Gharkul, inspired by the English song, Papa, he loves Mama (Donald Peers with Janet Osborne, 1960). Watchable, especially by fans of Marathi cinema of yore.

Rating: ** ½

Uttar/Answer (India: Kshitij Patwardhan)

AI meets Aai. Aai, in Marathi, means mother. Uttar, an entry for the Best Marathi Film Award category, raises the question of realising what a mother, or a relative, or friend, means to you, while they are alive, and not clinging to their memories and replicating their presence after they are dead and gone.

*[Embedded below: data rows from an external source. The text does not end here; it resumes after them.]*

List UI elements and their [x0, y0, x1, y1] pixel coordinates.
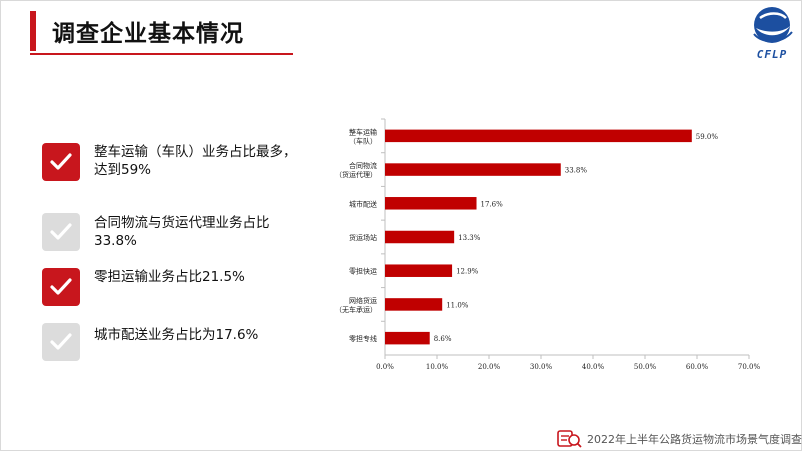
bullet-line: 城市配送业务占比为17.6%: [94, 327, 259, 343]
checkmark-icon: [50, 333, 72, 350]
bar-value-label: 13.3%: [458, 234, 481, 242]
bar-value-label: 8.6%: [434, 335, 452, 343]
category-label: 网络货运: [349, 296, 377, 305]
check-box-2: [42, 213, 80, 251]
bar: [385, 129, 692, 143]
cflp-logo: CFLP: [746, 4, 798, 68]
checkmark-icon: [50, 153, 72, 170]
title-accent-bar: [30, 11, 36, 51]
category-label: （货运代理）: [335, 170, 377, 179]
bar: [385, 264, 453, 277]
category-label: （车队）: [349, 136, 377, 145]
bar: [385, 197, 477, 210]
bullet-line: 33.8%: [94, 233, 137, 249]
x-tick-label: 50.0%: [634, 363, 657, 371]
x-tick-label: 70.0%: [738, 363, 761, 371]
category-label: 合同物流: [349, 161, 377, 170]
bar-value-label: 33.8%: [565, 167, 588, 175]
x-tick-label: 60.0%: [686, 363, 709, 371]
category-label: 零担专线: [349, 334, 377, 343]
check-box-1: [42, 143, 80, 181]
report-icon: [557, 430, 582, 448]
bar-value-label: 17.6%: [481, 200, 504, 208]
bar-value-label: 11.0%: [446, 301, 469, 309]
bar: [385, 163, 561, 176]
check-box-4: [42, 323, 80, 361]
footer-report-title: 2022年上半年公路货运物流市场景气度调查报告: [587, 433, 802, 446]
x-tick-label: 0.0%: [376, 363, 394, 371]
bar: [385, 230, 455, 244]
category-label: 零担快运: [349, 267, 377, 276]
logo-text: CFLP: [756, 48, 788, 61]
x-tick-label: 10.0%: [426, 363, 449, 371]
bullet-text-2: 合同物流与货运代理业务占比 33.8%: [94, 214, 270, 250]
checkmark-icon: [50, 278, 72, 295]
category-label: 整车运输: [349, 127, 377, 136]
category-label: （无车承运）: [335, 305, 377, 314]
bar: [385, 298, 443, 311]
category-label: 货运场站: [349, 233, 377, 242]
category-label: 城市配送: [349, 199, 377, 208]
x-tick-label: 20.0%: [478, 363, 501, 371]
page-title: 调查企业基本情况: [52, 21, 244, 47]
title-underline: [30, 53, 293, 55]
x-tick-label: 40.0%: [582, 363, 605, 371]
check-box-3: [42, 268, 80, 306]
bullet-line: 整车运输（车队）业务占比最多，: [94, 144, 297, 160]
checkmark-icon: [50, 223, 72, 240]
bullet-text-3: 零担运输业务占比21.5%: [94, 268, 245, 286]
bar: [385, 331, 430, 345]
bullet-line: 零担运输业务占比21.5%: [94, 269, 245, 285]
bullet-text-1: 整车运输（车队）业务占比最多， 达到59%: [94, 143, 297, 179]
globe-icon: [753, 7, 793, 43]
bar-value-label: 12.9%: [456, 268, 479, 276]
bullet-line: 合同物流与货运代理业务占比: [94, 215, 270, 231]
bar-value-label: 59.0%: [696, 133, 719, 141]
bullet-line: 达到59%: [94, 162, 152, 178]
bullet-text-4: 城市配送业务占比为17.6%: [94, 326, 258, 344]
x-tick-label: 30.0%: [530, 363, 553, 371]
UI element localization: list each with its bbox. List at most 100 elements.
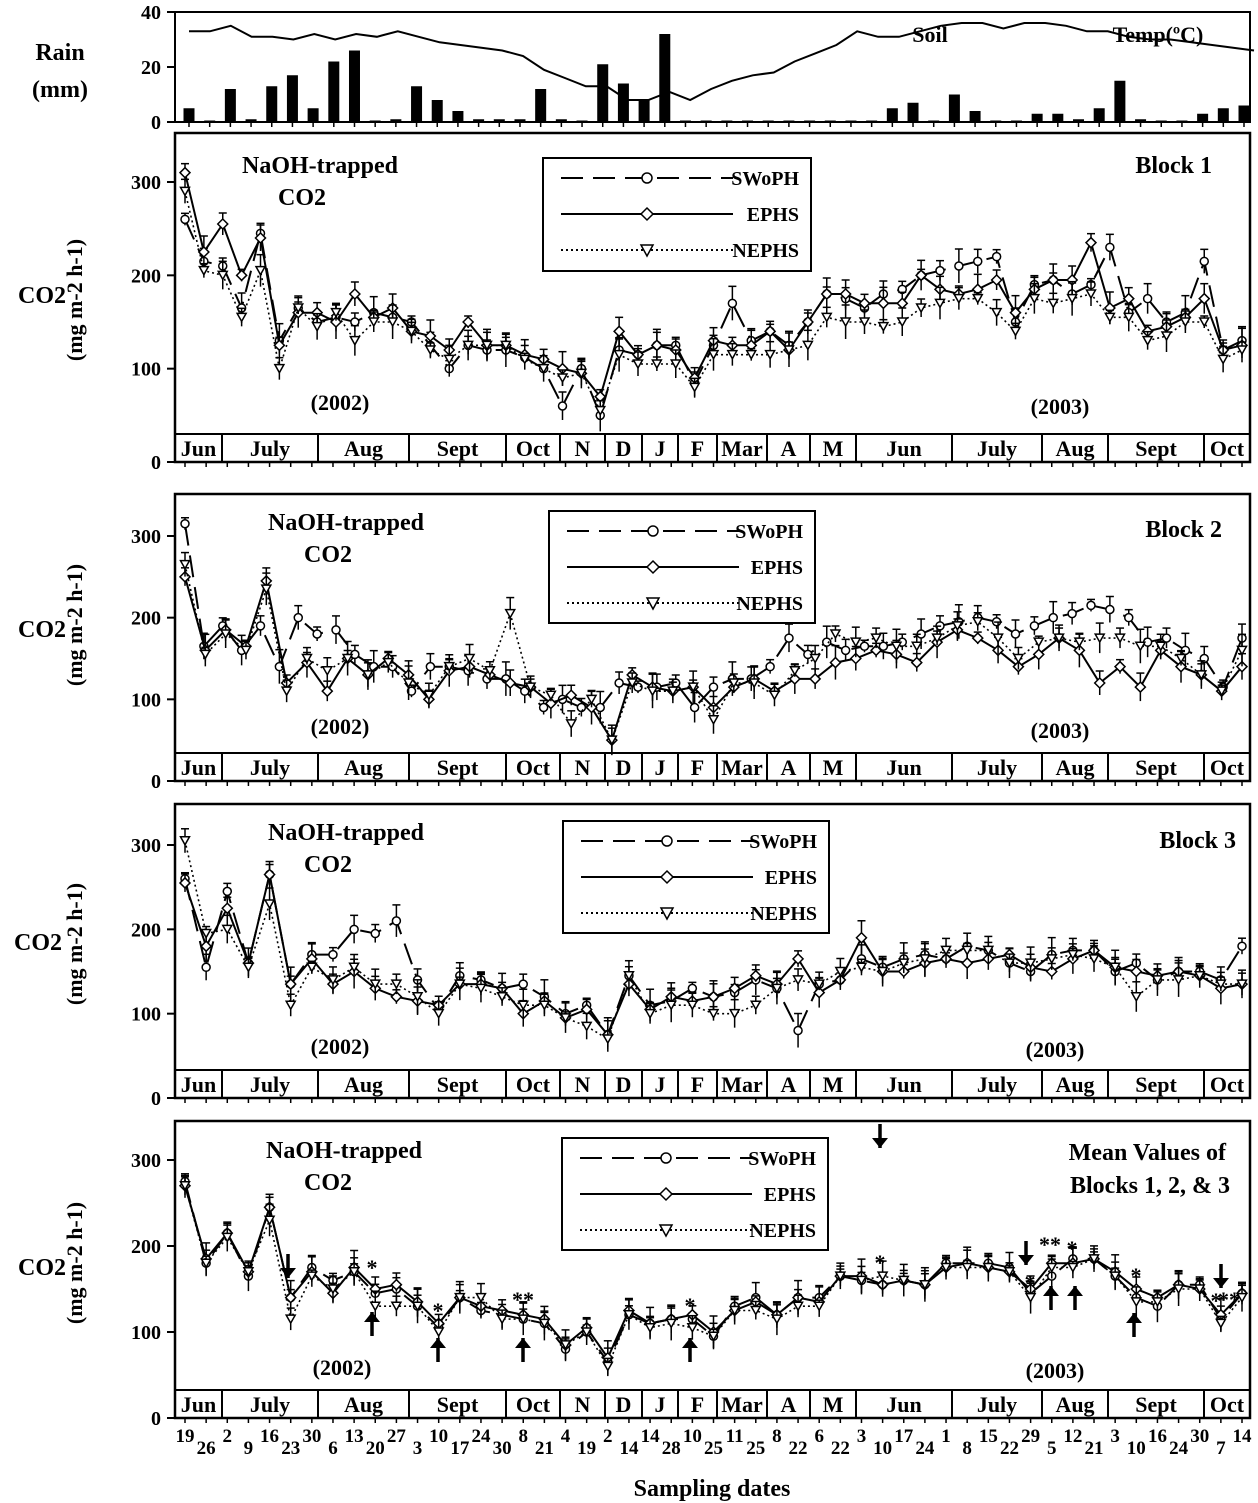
sampling-date-label: 23 (281, 1438, 300, 1459)
point-nephs (240, 645, 252, 656)
sampling-date-label: 29 (1021, 1426, 1040, 1447)
arrow-up-4-head (682, 1338, 698, 1348)
arrow-down-2-head (872, 1138, 888, 1148)
point-nephs (839, 317, 852, 328)
point-nephs (367, 317, 380, 328)
month-label: N (575, 436, 591, 461)
rain-axes: 0 20 40 (141, 2, 1251, 134)
rain-bar (390, 119, 402, 122)
rain-y-tick-label: 20 (141, 57, 161, 79)
point-nephs (221, 924, 234, 935)
panel-2-title-line2: CO2 (304, 542, 352, 568)
rain-bar (1031, 113, 1043, 122)
point-nephs (982, 945, 995, 956)
point-nephs (1053, 633, 1065, 644)
point-nephs (1236, 345, 1248, 356)
month-label: Sept (1135, 1072, 1177, 1097)
point-nephs (687, 682, 699, 693)
panel-1-yunit: (mg m-2 h-1) (62, 239, 87, 361)
point-nephs (390, 979, 403, 990)
point-swoph (765, 661, 775, 672)
point-nephs (1175, 653, 1187, 665)
point-nephs (179, 1181, 191, 1192)
month-label: Oct (1210, 755, 1245, 780)
panel-3-yunit: (mg m-2 h-1) (62, 883, 87, 1005)
point-nephs (850, 637, 862, 648)
point-nephs (1215, 1318, 1227, 1329)
rain-bar (969, 111, 981, 122)
point-swoph (727, 298, 738, 309)
arrow-up-6-head (1067, 1286, 1083, 1296)
point-nephs (1073, 637, 1086, 648)
panel-1-year-2003: (2003) (1031, 394, 1090, 419)
rain-bar (473, 119, 485, 122)
panel-2-year-2002: (2002) (311, 714, 370, 739)
point-nephs (284, 1314, 297, 1325)
month-label: N (575, 1392, 591, 1417)
sampling-date-label: 14 (1233, 1426, 1253, 1447)
sampling-date-label: 26 (197, 1438, 216, 1459)
point-nephs (764, 349, 776, 361)
sampling-date-label: 16 (1148, 1426, 1167, 1447)
point-nephs (463, 653, 476, 665)
point-nephs (1193, 1284, 1206, 1295)
point-swoph (784, 633, 794, 643)
point-nephs (1215, 686, 1228, 697)
rain-bar (266, 86, 278, 122)
sampling-date-label: 8 (962, 1438, 972, 1459)
point-nephs (992, 633, 1004, 644)
point-nephs (1109, 962, 1121, 973)
y-tick-label: 0 (151, 771, 161, 793)
point-nephs (665, 1000, 678, 1011)
point-nephs (1130, 1297, 1143, 1308)
point-nephs (919, 1279, 931, 1291)
point-ephs (348, 287, 361, 301)
month-label: Oct (516, 1392, 551, 1417)
rain-bar (452, 111, 464, 122)
point-nephs (260, 584, 273, 595)
point-swoph (954, 261, 964, 271)
point-ephs (504, 676, 517, 690)
point-nephs (585, 694, 598, 705)
point-nephs (580, 1327, 593, 1338)
point-nephs (179, 559, 191, 571)
panel-4-ylabel: CO2 (18, 1255, 66, 1281)
point-ephs (961, 957, 974, 970)
point-nephs (644, 1322, 656, 1334)
point-nephs (1179, 317, 1192, 328)
month-label: D (616, 436, 632, 461)
sampling-date-label: 1 (941, 1426, 951, 1447)
point-ephs (462, 315, 475, 329)
point-nephs (348, 962, 360, 973)
point-nephs (443, 354, 456, 365)
panel-4-title-line1: NaOH-trapped (266, 1138, 423, 1164)
sampling-date-label: 19 (577, 1438, 596, 1459)
legend-label-ephs: EPHS (751, 557, 803, 579)
y-tick-label: 300 (131, 835, 161, 857)
point-nephs (200, 1258, 212, 1269)
series-line-swoph (184, 1181, 1243, 1365)
point-swoph (1237, 941, 1247, 951)
month-label: July (977, 436, 1017, 461)
point-nephs (284, 1000, 297, 1011)
point-nephs (411, 1301, 424, 1312)
legend-label-swoph: SWoPH (731, 168, 799, 190)
month-label: J (655, 1072, 666, 1097)
point-nephs (545, 690, 557, 701)
rain-y-tick-label: 0 (151, 112, 161, 134)
point-nephs (940, 1262, 952, 1274)
month-label: J (655, 1392, 666, 1417)
point-nephs (1067, 949, 1079, 961)
y-tick-label: 200 (131, 1236, 161, 1258)
point-swoph (518, 979, 528, 989)
point-swoph (614, 678, 624, 688)
point-nephs (813, 1301, 825, 1312)
significance-star: * (685, 1293, 696, 1318)
arrow-up-7-head (1126, 1313, 1142, 1323)
point-ephs (1198, 292, 1211, 305)
sampling-date-label: 24 (471, 1426, 491, 1447)
point-nephs (809, 653, 821, 665)
point-ephs (178, 876, 192, 890)
sampling-date-label: 10 (873, 1438, 892, 1459)
point-nephs (263, 1215, 276, 1226)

An IT wiz kid is brought up by his widowed mother. There is an emotional disconnect, as the son is immersed in science while the mother, a former popular radio presenter, runs the home, taking care of all his needs. She knows him, his traits, his needs and his entire persona better than himself. As part of a competition, the son persuades his mother to participate in an experiment where he would be able to create a robotic virtual mother, just like her, voice and all. The son is so taken-up with transactional relations that he gets irritated when his girl-friend tries to get cosy with him. He is looking for an answer to his question, ‘Can technological immersion can substitute human intimacy?’. But, unknown to him, his Aai is counting her days and will not live to see the completion of the project. Artificial Intelligence is the burning topic of the day, and there is great fear that it will take over human feelings and activities. Patwardhan’s film offers hope, but at a great narrative cost. Renuka Shahane is endearing as the mother, using both, her million-dollar smile, and her serious side, to make it look all so easy.

Rating: ***

Franz (Czechia/Czech Republic, Germany, Poland: Agnieszka Holland)

Polish film-maker, Agnieszka Holland, is one of Europe’s most reputed directors. Here, she is bringing on screen the life and times of Franz Kafka, the German-language Jewish Czech writer and novelist born in Prague (now in Czechia), in the Austro-Hungarian Empire, in 1883 and died in 1924. You might have heard or read the word Kafkaesque, used to describe situations like those depicted in his writings. His best-known works include The Metamorphosis (1915), The Trial (1924) and The Castle (1926). His work has widely influenced artists, philosophers, composers, film-makers, literary historians, religious scholars, and cultural theorists, and his writings have been seen as prophetic or premonitory of a totalitarian future. Okay, so I was all set for a film that would stimulate my grey cells and get to know the man who was sometimes quoted in conversations about films and drama. Nothing doing. I could barely survive 15 minutes of this 127-minute film, which consisted of headless wonders, images without context, rapid cutting, jump cuts and no narrative at all. Sorry, Ms. Holland, but I had to walk out of your film, to end the evening on a sane note.